Athlete’s Foot, while common, can be uncomfortable and even painful if not treated correctly and quickly. The good news is that athlete’s foot should resolve in 7-14 days if you take the right precautions.
What is Athlete’s Foot?
Athlete’s foot occurs when your foot or another area of your body comes into contact with infected skin or a surface that is contaminated with a fungus (a form of ringworm). This fungus thrives in warm, wet environments like sweaty shoes/socks and showers, which is why it’s associated with working out. It is possible to get Athlete’s Foot even if you never go to the gym.
In many cases of Athlete’s Foot, the infected area will:
- Appear pale and sometimes even wrinkly (like if you stay in the bathtub too long)
- Or it will develop redness and itchy, flaky skin
- Pain and bacterial infection are also possible
The most common type of Athlete’s Foot is referred to as a toe web infection and usually appears between the webs of your fourth and fifth toes. There are some other, rarer types of Athlete’s foot.
How To Treat It At Home
The main objectives when treating athlete’s foot at home are to dry out the affected area and to keep it from spreading. First, be sure to keep your feet dry by changing out your socks regularly and avoiding situations where they will stay wet for long periods of time (extended baths or showers, long workouts, etc.).

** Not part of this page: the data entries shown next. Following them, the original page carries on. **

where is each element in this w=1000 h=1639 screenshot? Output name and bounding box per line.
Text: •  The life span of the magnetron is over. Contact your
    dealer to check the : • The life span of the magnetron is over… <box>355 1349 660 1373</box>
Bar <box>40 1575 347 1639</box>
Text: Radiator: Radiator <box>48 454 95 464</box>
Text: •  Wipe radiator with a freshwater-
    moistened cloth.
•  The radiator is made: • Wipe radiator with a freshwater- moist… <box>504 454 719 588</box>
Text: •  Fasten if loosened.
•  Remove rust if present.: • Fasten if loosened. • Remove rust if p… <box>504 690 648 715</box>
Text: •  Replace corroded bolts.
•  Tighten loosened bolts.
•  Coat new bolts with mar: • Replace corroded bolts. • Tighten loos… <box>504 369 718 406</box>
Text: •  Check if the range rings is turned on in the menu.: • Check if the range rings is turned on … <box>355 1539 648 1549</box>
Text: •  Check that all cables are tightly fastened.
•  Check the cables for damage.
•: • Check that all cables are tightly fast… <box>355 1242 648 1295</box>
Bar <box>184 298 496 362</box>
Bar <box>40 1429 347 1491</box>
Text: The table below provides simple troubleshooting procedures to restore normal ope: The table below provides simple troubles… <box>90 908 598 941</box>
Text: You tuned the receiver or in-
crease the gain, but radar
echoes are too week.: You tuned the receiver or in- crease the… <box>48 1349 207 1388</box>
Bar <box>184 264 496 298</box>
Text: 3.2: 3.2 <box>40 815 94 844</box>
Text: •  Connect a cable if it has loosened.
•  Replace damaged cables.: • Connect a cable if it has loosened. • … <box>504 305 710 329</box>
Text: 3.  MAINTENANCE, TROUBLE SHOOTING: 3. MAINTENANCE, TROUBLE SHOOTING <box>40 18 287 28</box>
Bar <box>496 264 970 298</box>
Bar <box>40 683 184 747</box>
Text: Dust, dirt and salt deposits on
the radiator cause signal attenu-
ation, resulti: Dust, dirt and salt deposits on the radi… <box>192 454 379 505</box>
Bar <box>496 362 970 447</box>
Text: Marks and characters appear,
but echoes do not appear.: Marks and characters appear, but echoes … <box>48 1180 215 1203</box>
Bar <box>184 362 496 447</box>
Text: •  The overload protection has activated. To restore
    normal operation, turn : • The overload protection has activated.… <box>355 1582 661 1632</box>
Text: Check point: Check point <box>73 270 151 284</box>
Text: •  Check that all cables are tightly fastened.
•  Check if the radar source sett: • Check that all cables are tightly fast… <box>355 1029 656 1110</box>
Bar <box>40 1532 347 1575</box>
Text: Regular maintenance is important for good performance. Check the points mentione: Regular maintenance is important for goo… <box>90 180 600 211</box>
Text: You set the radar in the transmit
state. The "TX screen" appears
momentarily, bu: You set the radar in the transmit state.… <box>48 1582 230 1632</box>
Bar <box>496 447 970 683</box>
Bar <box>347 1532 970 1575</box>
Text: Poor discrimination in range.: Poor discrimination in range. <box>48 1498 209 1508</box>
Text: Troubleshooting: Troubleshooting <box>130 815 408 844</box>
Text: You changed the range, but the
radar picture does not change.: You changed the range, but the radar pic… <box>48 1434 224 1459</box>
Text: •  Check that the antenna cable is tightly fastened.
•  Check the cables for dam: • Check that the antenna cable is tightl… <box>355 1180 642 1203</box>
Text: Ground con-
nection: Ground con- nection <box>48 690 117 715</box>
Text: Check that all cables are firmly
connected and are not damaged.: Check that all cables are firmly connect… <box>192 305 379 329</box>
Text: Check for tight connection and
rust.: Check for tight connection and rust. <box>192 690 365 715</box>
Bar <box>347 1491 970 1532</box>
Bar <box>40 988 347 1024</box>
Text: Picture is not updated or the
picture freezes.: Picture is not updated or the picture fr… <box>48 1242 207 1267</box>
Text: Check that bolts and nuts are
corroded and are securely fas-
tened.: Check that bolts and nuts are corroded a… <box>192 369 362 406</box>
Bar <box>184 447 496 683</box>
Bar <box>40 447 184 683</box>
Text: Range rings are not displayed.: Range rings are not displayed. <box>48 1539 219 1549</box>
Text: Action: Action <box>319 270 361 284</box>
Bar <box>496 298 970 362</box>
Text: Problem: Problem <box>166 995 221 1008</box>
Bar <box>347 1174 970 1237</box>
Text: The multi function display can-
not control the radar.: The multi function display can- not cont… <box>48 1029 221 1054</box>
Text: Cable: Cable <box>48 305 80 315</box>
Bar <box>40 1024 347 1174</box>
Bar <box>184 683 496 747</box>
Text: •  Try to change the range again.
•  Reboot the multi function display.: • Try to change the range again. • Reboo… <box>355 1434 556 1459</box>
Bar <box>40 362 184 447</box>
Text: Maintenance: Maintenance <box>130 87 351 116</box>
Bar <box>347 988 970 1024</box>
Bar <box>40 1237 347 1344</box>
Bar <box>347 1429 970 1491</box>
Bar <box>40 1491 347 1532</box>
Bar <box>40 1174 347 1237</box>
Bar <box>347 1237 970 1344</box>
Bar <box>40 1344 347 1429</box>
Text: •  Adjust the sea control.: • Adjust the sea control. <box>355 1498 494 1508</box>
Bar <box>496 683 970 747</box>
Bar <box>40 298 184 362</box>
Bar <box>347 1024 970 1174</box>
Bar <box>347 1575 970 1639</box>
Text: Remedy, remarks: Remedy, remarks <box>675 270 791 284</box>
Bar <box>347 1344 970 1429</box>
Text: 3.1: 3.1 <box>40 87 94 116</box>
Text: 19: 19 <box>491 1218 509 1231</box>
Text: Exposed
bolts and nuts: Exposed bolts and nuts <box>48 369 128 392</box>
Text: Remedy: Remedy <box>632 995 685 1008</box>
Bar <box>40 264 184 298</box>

Because athlete’s foot is contagious as long as the infection is present, it’s important to keep the infected area from touching surfaces that can’t be washed and to launder or wash areas it must touch. Here’s the best way to avoid spread and get rid of the infection fast:
- Don’t scratch! You can spread the fungus to another area like your armpit or groin, and it slows healing.
- Use a medicated foot spray or powder with the antifungal medicine miconazole. It will dry out the area and help kill the fungus.
- Don’t use bleach or peroxide as a treatment for athlete’s foot. These can cause skin to breakdown and ulceration.
- Keep laundry separated
- Separate contaminated laundry from the rest of your washing to prevent spread (keep it out of shared laundry baskets).
- Wash in separate loads so uncontaminated laundry doesn’t get washed with affected socks, etc.
- Launder socks and other clothing/linens that come in contact with the infected area in HOT water.
- If you share a bed with someone, don’t sleep barefoot, as you or the sheets can spread the fungus.
- Change up which shoes you are wearing so they dry out between wears. And always wear socks! You may have to throw out shoes worn without socks, since they can harbor the fungus.
Are There Natural Remedies For Athlete’s Foot?
If you take these steps you should be able to stop the infection in a week or so. If you want more information, check out our article on 6 ways to fight foot fungus. While home treatment can work, it does require a good bit of care. We don’t recommend using natural treatments (like tea tree oil, garlic or even baking soda) because ringworm is a tenacious fungus and often overpowers their anti-fungal properties.
When to See a Podiatrist
If you are experiencing significant pain or itching or if after two weeks of treatment at home, you still have the infection, it’s time to see a podiatrist. They will examine the affected area to determine treatment. They can prescribe a strong antifungal medication and possibly an antibiotic, if needed. They can also help you troubleshoot areas of your routine that may be helping the infection stick around. In addition, they will also check to make sure the infection you have is Athlete’s Foot, in case it is another issue requiring different treatment.